He said lower mortgage rates were “contributing to stabilization of the housing market” and a government program to support loans to small businesses had seen a 20 per cent increase in loans last month.

 

The positive tone follows comments on Thursday from Lawrence Summers, chief economic adviser to the White House, in which he predicted the “sense of freefall” in the economy would end in the next few months.

 

Mr. Summers cautioned that an improvement in unemployment would lag behind a broader economic recovery. Unemployment rose to 8.5 per cent last month, a new 25-year high.

 

Yesterday, Mr. Obama also tempered his more upbeat message, saying “the economy is still under severe stress . . . we’re still seeing a lot of job losses, a lot of hardship, people finding themselves in very difficult situations either because they’ve lost their home, they’ve seen their savings deteriorate, and they’re still at risk of losing their jobs”.

 

While the possibility remains that Mr.
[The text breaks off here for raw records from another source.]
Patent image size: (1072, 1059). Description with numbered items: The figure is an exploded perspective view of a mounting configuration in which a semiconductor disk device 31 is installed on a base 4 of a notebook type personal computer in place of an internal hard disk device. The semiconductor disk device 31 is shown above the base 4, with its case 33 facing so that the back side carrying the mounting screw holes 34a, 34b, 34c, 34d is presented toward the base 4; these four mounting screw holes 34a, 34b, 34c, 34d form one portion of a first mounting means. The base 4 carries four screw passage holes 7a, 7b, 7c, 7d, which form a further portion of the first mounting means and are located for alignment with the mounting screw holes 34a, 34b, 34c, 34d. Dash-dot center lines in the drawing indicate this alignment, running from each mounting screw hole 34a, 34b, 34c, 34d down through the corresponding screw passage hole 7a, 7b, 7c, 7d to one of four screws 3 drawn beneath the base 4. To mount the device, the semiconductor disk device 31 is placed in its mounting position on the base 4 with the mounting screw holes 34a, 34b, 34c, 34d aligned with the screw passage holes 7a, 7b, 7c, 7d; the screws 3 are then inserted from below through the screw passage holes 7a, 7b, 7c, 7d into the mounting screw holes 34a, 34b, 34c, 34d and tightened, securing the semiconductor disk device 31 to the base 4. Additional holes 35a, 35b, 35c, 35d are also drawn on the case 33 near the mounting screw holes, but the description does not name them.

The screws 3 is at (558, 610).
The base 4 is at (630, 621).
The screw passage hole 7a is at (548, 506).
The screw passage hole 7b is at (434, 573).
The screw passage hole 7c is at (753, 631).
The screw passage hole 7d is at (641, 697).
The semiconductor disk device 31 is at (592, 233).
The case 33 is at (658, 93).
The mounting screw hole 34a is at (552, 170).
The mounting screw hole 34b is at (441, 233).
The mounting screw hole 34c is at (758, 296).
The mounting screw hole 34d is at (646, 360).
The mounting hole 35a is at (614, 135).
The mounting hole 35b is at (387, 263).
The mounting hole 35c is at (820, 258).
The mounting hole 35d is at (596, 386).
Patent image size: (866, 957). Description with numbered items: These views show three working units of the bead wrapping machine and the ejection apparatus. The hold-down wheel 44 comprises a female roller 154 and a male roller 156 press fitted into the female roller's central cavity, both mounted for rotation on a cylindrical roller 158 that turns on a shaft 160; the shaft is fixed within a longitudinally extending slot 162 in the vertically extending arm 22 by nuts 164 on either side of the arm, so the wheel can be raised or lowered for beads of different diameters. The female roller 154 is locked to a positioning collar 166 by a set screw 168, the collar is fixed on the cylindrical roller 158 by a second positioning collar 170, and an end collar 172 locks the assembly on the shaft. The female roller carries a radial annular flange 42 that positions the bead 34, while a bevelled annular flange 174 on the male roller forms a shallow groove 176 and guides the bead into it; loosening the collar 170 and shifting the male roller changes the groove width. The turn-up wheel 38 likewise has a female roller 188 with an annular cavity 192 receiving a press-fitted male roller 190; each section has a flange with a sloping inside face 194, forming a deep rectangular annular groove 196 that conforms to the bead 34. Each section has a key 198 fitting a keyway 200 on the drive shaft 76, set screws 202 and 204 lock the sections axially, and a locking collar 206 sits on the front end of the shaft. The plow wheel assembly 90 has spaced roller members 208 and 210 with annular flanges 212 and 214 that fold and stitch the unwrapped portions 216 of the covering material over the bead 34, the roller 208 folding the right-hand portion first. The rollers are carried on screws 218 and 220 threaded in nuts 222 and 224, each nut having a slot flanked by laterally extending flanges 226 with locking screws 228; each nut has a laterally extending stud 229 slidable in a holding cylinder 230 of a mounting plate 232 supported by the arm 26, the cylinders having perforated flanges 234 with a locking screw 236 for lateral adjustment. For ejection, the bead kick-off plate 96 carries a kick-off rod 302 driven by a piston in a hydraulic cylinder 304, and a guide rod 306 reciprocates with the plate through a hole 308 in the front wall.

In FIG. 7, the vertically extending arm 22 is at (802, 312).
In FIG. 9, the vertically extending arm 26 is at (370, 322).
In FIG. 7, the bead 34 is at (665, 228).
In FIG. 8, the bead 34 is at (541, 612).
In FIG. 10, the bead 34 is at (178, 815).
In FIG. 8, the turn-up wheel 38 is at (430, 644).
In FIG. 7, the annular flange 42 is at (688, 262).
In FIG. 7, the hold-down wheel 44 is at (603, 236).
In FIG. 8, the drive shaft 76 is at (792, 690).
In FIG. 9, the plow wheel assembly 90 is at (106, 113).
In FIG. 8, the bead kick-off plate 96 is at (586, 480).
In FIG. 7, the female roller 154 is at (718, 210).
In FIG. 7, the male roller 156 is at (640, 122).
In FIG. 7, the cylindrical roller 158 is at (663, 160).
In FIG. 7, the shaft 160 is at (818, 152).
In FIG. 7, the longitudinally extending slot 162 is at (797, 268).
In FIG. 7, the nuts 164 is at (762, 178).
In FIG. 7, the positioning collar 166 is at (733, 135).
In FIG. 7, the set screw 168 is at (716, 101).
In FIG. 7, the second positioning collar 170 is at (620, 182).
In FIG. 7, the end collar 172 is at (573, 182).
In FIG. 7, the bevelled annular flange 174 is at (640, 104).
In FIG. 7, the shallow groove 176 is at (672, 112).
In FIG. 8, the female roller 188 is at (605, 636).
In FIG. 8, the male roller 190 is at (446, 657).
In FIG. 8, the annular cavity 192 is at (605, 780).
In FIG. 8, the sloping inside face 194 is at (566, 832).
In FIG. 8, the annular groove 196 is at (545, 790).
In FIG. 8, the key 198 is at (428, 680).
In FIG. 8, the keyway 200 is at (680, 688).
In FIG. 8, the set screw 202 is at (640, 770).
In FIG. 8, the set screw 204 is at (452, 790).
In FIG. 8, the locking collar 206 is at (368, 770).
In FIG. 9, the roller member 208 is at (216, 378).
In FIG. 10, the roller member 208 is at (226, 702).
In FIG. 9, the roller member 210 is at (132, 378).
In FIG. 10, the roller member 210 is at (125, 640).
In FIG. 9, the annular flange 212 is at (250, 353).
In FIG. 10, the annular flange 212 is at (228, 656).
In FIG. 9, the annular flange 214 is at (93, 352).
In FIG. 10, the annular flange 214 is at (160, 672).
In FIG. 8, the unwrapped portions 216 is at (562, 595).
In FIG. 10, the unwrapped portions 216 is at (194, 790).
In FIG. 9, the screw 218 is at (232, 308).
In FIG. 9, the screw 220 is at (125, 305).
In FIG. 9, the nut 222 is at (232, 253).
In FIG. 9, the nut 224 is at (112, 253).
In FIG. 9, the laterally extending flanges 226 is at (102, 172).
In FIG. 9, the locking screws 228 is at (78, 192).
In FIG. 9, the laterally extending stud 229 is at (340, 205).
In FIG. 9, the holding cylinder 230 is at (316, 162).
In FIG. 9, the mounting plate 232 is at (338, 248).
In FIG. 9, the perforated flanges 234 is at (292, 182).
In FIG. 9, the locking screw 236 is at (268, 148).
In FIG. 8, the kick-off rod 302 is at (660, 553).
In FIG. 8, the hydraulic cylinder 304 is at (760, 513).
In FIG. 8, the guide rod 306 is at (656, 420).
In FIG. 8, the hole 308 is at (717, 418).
Obama may ask Congress for more funds to follow his $787bn fiscal stimulus, he has made a political calculation in not sounding too upbeat. A stock market rally has helped bolster confidence, with the Dow Jones Industrial Average rising 23 per cent in the last month.

 

Meanwhile, positive news on Chinese trade and South Korean growth buoyed sentiment yesterday even as the Organization for Economic Co-operation and Development said it saw little evidence of a global economic recovery in the making.

 

Beijing said March shipments were down 17.1 per cent from a year before, an improvement on February’s 25.7 per cent slide. Meanwhile, South Korea’s central bank said its economy squeezed out 0.2 per cent sequential growth in the first quarter after contracting rapidly in late 2008.

 

However, leading indicators for the top economies released yesterday by the OECD offered little to support the recovery theory.

 

These indicators, which typically turn five months before the end of a recession, continue to point to a strong slowdown in all 11 big economies monitored. Although “tentative signs of improvement in the rate of deterioration in the outlook are appearing in some countries” – such as Italy and France – “the emphasis on tentative cannot be overstated”, the OECD said.

 

The update draws on February data, and does not include positive news such as Chinese trade and Korean growth data.